The Toronto Star has been doing some excellent work on the environment and energy issues in Ontario lately — I pointed to some not too long ago. Many of those stories come from the Roberts-endorsed Tyler Hamilton.

Yesterday, Hamilton had an excellent piece in the front of the business section. It’s on the alternatives to nuclear construction that the province is ignoring; it tallies up all the missed opportunities. The conclusion is that Ontario could build ten times as much renewable energy as the government currently estimates, more than enough to displace the planned and allegedly necessary nuclear reactors.
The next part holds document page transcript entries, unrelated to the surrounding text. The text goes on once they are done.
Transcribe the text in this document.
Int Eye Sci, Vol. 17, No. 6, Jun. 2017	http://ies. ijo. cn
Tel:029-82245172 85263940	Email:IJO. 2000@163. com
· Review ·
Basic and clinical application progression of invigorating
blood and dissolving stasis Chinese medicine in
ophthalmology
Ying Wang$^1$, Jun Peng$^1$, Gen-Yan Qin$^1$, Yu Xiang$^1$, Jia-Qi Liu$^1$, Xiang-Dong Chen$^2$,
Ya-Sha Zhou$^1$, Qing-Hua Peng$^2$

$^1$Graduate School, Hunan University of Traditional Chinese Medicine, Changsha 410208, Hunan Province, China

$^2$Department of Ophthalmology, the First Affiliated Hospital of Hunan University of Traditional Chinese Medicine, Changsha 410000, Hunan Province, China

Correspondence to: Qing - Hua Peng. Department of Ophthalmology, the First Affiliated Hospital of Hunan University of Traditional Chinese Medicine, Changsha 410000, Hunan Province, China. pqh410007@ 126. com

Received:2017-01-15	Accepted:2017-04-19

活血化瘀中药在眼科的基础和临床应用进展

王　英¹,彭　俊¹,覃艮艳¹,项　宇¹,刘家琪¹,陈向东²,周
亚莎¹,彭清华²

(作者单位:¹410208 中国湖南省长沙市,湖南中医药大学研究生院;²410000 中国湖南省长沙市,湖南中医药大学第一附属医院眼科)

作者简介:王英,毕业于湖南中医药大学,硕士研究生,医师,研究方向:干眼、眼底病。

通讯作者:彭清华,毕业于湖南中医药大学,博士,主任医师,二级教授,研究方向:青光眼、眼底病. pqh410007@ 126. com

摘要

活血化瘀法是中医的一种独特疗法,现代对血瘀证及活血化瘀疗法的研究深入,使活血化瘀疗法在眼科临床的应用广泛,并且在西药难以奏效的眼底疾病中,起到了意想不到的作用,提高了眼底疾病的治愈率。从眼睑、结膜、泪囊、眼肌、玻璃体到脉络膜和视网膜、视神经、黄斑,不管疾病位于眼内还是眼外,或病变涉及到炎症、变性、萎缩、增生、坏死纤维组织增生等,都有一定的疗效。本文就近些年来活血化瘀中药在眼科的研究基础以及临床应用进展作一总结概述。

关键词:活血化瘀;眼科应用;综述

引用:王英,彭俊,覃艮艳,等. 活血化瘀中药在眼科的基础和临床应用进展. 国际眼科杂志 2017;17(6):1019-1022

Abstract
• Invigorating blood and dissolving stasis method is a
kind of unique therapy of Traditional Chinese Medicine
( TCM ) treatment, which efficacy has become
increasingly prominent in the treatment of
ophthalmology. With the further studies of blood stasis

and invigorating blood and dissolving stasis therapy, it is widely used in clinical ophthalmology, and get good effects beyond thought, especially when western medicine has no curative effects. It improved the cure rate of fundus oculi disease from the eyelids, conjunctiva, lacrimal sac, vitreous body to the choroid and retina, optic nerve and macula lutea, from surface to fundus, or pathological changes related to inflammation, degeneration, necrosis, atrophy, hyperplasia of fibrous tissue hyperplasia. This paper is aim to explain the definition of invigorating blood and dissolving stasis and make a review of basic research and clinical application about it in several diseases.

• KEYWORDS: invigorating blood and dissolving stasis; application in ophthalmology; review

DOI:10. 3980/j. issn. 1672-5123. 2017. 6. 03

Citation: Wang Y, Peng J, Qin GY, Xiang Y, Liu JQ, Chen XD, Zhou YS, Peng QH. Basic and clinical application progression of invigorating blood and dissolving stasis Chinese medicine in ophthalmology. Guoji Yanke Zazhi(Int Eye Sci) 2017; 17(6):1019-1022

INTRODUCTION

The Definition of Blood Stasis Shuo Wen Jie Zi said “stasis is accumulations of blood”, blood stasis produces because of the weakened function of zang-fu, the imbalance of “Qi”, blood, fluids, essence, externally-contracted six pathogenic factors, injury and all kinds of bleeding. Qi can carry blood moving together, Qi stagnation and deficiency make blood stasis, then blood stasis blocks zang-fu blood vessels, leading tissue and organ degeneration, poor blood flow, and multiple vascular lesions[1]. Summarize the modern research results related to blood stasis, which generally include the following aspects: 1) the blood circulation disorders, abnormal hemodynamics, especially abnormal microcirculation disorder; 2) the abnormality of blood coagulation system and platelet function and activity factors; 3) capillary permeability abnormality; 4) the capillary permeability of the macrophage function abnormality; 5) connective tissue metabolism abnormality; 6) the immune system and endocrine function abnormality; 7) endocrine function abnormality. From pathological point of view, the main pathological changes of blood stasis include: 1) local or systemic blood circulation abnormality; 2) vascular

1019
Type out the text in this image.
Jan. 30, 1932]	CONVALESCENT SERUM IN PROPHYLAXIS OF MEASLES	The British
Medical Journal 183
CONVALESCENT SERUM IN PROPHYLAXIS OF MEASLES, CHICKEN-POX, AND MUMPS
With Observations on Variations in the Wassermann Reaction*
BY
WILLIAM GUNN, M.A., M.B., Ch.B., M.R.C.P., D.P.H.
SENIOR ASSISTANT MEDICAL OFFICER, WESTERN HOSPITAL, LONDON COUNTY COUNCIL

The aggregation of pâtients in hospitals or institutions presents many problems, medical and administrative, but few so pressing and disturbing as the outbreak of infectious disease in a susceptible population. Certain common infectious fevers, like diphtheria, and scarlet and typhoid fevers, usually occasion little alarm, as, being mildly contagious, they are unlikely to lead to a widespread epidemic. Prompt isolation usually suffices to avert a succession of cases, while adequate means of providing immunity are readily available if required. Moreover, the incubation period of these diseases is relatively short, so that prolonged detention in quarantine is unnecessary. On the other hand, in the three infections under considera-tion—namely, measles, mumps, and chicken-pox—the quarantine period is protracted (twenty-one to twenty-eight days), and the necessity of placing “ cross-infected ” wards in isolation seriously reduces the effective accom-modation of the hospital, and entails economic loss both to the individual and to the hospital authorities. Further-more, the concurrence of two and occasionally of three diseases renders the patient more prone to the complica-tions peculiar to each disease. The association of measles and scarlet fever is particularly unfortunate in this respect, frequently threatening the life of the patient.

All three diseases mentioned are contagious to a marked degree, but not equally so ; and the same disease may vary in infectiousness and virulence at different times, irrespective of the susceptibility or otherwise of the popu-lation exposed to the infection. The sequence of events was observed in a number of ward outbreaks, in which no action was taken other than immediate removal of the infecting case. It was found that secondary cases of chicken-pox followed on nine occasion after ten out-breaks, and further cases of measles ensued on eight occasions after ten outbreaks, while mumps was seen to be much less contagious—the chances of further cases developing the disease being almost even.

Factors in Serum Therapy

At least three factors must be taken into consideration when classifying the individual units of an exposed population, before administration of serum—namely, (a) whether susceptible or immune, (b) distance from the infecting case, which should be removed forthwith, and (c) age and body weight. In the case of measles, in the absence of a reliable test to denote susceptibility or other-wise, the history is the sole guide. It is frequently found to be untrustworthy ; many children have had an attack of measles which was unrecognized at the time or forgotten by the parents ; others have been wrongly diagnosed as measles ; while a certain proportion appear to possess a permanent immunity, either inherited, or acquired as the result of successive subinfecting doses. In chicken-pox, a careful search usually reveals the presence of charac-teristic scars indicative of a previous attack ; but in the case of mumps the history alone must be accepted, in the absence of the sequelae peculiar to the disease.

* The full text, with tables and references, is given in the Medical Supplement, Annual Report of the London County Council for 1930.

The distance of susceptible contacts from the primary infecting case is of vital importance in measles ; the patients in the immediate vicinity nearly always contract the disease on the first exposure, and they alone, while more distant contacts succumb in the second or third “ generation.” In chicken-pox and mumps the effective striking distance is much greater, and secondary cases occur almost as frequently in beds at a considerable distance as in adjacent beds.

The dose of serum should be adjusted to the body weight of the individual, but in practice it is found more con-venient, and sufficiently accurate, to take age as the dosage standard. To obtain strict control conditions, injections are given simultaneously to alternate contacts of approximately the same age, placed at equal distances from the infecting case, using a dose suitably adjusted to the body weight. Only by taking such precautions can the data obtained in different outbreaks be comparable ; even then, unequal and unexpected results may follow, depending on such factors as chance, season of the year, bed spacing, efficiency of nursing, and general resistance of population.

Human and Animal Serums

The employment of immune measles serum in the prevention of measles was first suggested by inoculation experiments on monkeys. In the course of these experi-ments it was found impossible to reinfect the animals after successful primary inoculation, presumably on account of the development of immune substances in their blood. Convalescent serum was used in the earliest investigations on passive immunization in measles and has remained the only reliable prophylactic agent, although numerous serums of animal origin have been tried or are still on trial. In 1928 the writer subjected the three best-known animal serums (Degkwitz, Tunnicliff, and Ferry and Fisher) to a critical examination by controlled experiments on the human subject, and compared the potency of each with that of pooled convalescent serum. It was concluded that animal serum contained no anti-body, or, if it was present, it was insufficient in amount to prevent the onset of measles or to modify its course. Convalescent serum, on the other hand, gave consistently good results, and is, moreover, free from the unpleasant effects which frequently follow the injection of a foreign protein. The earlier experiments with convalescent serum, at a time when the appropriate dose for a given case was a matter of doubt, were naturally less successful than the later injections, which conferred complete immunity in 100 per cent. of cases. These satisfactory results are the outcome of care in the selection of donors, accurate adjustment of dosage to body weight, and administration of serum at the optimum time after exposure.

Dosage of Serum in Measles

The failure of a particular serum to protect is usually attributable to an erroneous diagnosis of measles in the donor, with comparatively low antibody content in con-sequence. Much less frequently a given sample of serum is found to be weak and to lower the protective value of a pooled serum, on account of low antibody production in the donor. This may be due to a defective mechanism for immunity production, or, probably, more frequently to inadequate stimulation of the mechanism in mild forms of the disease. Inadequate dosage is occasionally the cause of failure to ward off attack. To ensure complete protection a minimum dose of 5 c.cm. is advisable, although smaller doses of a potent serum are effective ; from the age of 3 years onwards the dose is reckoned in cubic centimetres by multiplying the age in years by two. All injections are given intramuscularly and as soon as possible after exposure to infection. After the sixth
Some of it is pretty familiar stuff — solar, cogeneration, offshore wind — and then there’s "energy from waste," or garbage incineration, something I imagine Gristmillers will have some strong opinions on. (In this case, the pilot project Hamilton cites uses plasma torches to generate incredible heat, and is promising pollution lower than provincial limits.)

The silence of the Ontario government on offshore wind power is particularly baffling. Ninety-five percent of Ontario’s population (and one-third of Canada’s population) lives within a few hundred kilometers of Lake Huron, Lake Erie, or Lake Ontario.

One small anal-retentive gripe on my part: the proper abbreviation for megawatts is "MW," not "m/w," which the Star chose to go with in this graphic (PDF).